Langsam lief er den Schotterweg entlang, der Regen prasselte auf seinen schwarzen Schirm. Der Himmel weinte mit ihm, obwohl der Wetterbericht warme dreißig Grad und Sonnenschein vorhergesagt hatte.

Eine Windböe erfasste ihn und den Schirm und zerstörte diesen. Irritiert blieb er stehen, knickte die Streben seines Regenschirms wieder um, die der Wind nach hinten gerissen hatte, und wurde plötzlich auf eine weinende Frau aufmerksam. Sie war höchstens Anfang zwanzig und hatte blondes, lockiges Haar. Ihr Kopf war nach vorn gesunken, der Regen durchnässte sie, während laute Schluchzer die Stille durchbrachen und ihren Körper erschütterten.

Ein ungutes Gefühl breitete sich in seinem Magen aus. Der Anblick der Frau versetzte ihn in eine Starre, ihr Weinen schmerzte an einer Stelle in seinem Herzen, die er verloren glaubt hatte.

Sie war ganz allein, dem erbarmungslosen Regen ausgeliefert, gefangen in ihrer Trauer, weil ihr so wie ihm ein Mensch genommen worden war, der ihr alles bedeutet hatte.

Sie tat ihm leid, so unfassbar leid, aber er wusste, dass es unangemessen war, ihr das zu sagen. Ihr seinen Schirm anzubieten, allerdings nicht.

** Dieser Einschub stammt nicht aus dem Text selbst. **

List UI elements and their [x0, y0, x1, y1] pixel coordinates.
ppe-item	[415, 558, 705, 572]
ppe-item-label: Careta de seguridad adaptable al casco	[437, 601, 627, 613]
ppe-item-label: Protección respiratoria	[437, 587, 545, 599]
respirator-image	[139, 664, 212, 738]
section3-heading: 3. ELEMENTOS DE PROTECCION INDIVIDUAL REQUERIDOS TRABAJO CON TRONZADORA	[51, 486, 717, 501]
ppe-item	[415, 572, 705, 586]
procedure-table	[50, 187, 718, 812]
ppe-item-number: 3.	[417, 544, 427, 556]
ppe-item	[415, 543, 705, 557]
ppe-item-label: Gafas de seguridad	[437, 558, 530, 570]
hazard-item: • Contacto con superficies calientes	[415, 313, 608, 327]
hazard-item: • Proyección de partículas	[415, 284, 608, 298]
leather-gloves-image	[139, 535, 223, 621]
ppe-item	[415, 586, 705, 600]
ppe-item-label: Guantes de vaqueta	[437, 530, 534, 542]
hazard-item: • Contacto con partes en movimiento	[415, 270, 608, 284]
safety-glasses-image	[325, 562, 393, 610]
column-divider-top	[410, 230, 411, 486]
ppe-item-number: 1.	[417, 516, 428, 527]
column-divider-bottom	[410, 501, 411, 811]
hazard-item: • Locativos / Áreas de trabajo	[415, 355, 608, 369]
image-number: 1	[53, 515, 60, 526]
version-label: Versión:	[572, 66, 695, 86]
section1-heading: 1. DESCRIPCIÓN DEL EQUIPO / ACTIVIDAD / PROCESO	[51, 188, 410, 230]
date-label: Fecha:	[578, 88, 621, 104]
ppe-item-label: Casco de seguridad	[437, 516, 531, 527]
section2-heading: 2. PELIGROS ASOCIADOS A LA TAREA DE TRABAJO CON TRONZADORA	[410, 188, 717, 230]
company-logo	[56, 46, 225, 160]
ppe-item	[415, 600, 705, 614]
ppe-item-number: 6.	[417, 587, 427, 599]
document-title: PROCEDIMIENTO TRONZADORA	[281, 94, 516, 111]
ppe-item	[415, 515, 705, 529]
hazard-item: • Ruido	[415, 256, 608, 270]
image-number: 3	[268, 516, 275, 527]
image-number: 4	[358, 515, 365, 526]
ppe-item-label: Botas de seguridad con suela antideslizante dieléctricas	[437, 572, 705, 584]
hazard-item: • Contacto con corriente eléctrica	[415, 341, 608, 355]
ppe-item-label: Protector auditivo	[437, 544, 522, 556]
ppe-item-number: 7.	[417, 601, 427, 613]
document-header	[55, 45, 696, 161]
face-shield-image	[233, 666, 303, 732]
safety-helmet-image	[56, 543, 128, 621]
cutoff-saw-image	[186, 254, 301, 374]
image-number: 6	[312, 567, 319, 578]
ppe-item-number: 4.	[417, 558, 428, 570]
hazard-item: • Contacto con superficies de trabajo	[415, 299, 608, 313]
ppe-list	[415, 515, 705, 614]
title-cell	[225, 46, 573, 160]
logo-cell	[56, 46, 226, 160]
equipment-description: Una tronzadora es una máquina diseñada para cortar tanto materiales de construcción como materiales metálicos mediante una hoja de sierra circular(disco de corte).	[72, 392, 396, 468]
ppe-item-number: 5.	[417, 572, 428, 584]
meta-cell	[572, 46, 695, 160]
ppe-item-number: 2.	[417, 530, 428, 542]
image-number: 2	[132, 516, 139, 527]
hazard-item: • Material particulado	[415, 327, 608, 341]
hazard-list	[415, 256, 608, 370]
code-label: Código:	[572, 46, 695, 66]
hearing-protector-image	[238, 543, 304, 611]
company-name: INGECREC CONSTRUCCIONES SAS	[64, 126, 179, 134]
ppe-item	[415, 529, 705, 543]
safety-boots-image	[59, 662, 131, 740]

Als er einen Fuß nach vorn setzte, bemerkte er im Augenwinkel plötzlich einen Mann im Anzug, der sich ihr näherte. Sekunden später schützte sein Regenschirm sie und sie sah ihn aus tränennassen Augen an.

Er schluckte schwer, als sie sich an den Mann lehnte und er sie schützend in die Arme zog. Behutsam hauchte er ihr einen Kuss in die nassen Haare und schließlich auf ihre vollen, rosigen Lippen.

Er atmete tief durch und wandte sich von der jungen Frau und ihrem Freund ab, bevor er durch den Regen nach Hause ging.

Am nächsten Tag kam er zurück, aber sie war nicht mehr da.

Es sollte ein ganzes Jahr dauern, bevor er sie wieder im Sommerregen entdeckte.